Awad, a 50-year-old school teacher (pictured above) now much missed by his community, was shot in his home in the largest refugee camp in Gaza City in April 2002. A bullet entered the left side of the jaw, fracturing it, and then fragmented in his brain indicating, a senior doctor at the hospital says, that it was a dum-dum bullet. Such missiles are illegal according to international law because they are designed to break up in the body so as to maximise injury. All his limbs are paralysed and he is incontinent. The limit of his communication is to follow the physiotherapist with his eyes. In spite of excellent care, he is deteriorating.

Nafe, an 18-year-old hospital worker, was injured on 7 Oct when a helicopter fired on the hospital during an Israeli incursion into Beit Hanun, close to Gaza City. After a bullet entered his temple, a scan showed shrapnel and bone in the brain. He is incontinent and completely dependent. It is hoped he may be able to use a wheel chair in due course.

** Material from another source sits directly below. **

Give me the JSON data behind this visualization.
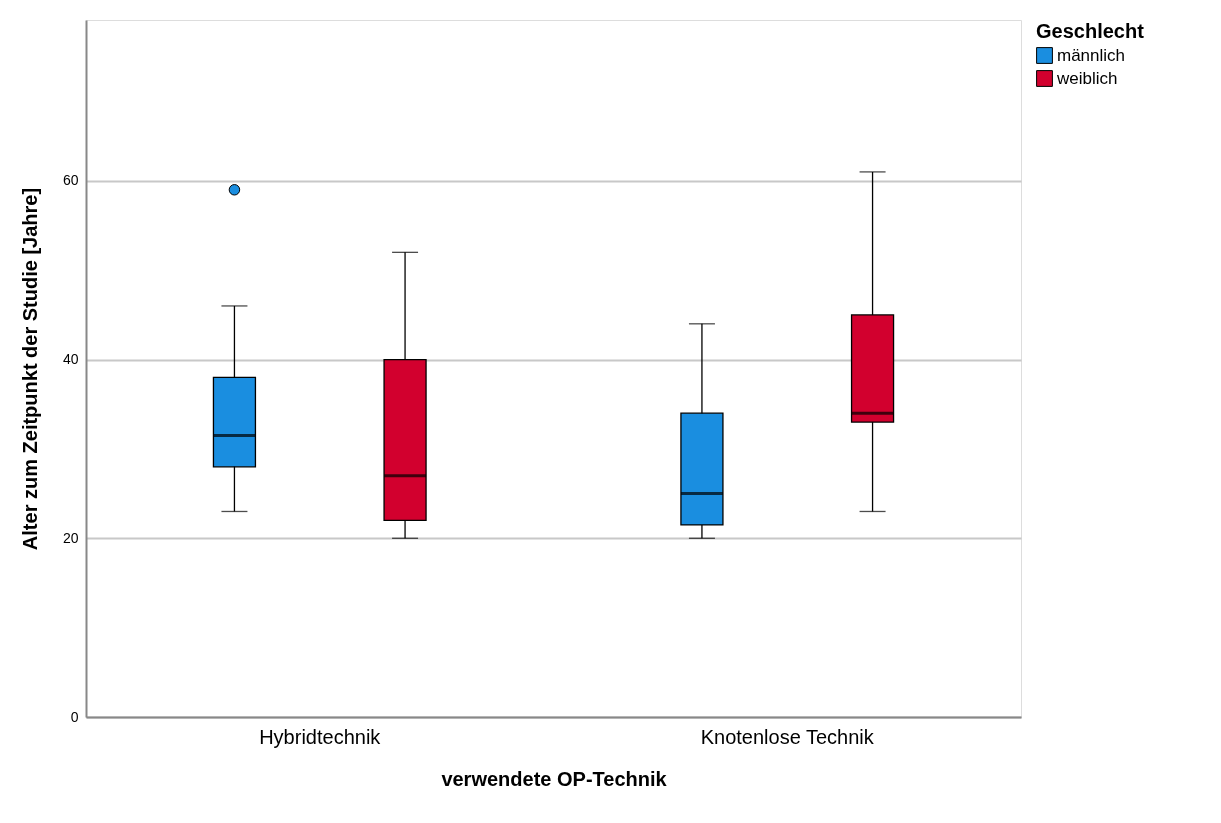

Also on 7 Oct, a tank entered one of the streets near the centre of Khan Yunis, fired a shell and then withdrew. People came out of their houses to tend two caualties and see what damage had been done. A helicopter which had been flying away from the town unexpectedly turned back and fired a rocket into the now crowded street. Six people were killed. The youngest was 3 years old. When the body of another child was picked up it disintegrated into three parts. A child’s hand and wrist were found at the side of the street the following morning. Between 60 and 70 were injured, one of whom was Mahmoud. Shrapnel entered his skull above the left ear. His arms and legs are paralysed but he can swallow. This attack was witnessed by one of the hospital staff I was talking to who says that the Israelis have used this tactic on a number of occasions - apparently withdrawing and then attacking people who had come on to the street thinking they were safe.

Last April, Zena Abdulsalam Falit, 45, mother of eleven, was sitting in her garden near Deir el Balah. A tank came into view and a soldier with binoculars appeared to be looking at her. She told me he then started shooting the tank’s machine gun at everyone he could see. When the first bullet hit her, she lost the feeling and power in her legs. Another entered the right flank and came out just below the sternum. A third passed through her left breast. There is another bullet still in her back. She needed emergency surgery for liver and kidney damage, followed by extensive spinal surgery. With intensive physiotherapy she has made remarkable progress. She can now stand fairly well in spite of foot drop on both sides, and has begun to walk again. Six weeks before she was shot, her house was attacked with rockets fired from a tank, and the Israelis seized the family’s 6 dunum (4 dunums = 1 acre) small holding. After an army bulldozer had destroyed their trees and vegetables, the ruined farmland was fenced off from the house by coils of barbed wire.

This is an amazing place where the care and treatment are of the highest standard. I have not seen a cleaner hospital. The staff’s attention and devotion to their patients are remarkable. It is evidence of their Muslim faith in action.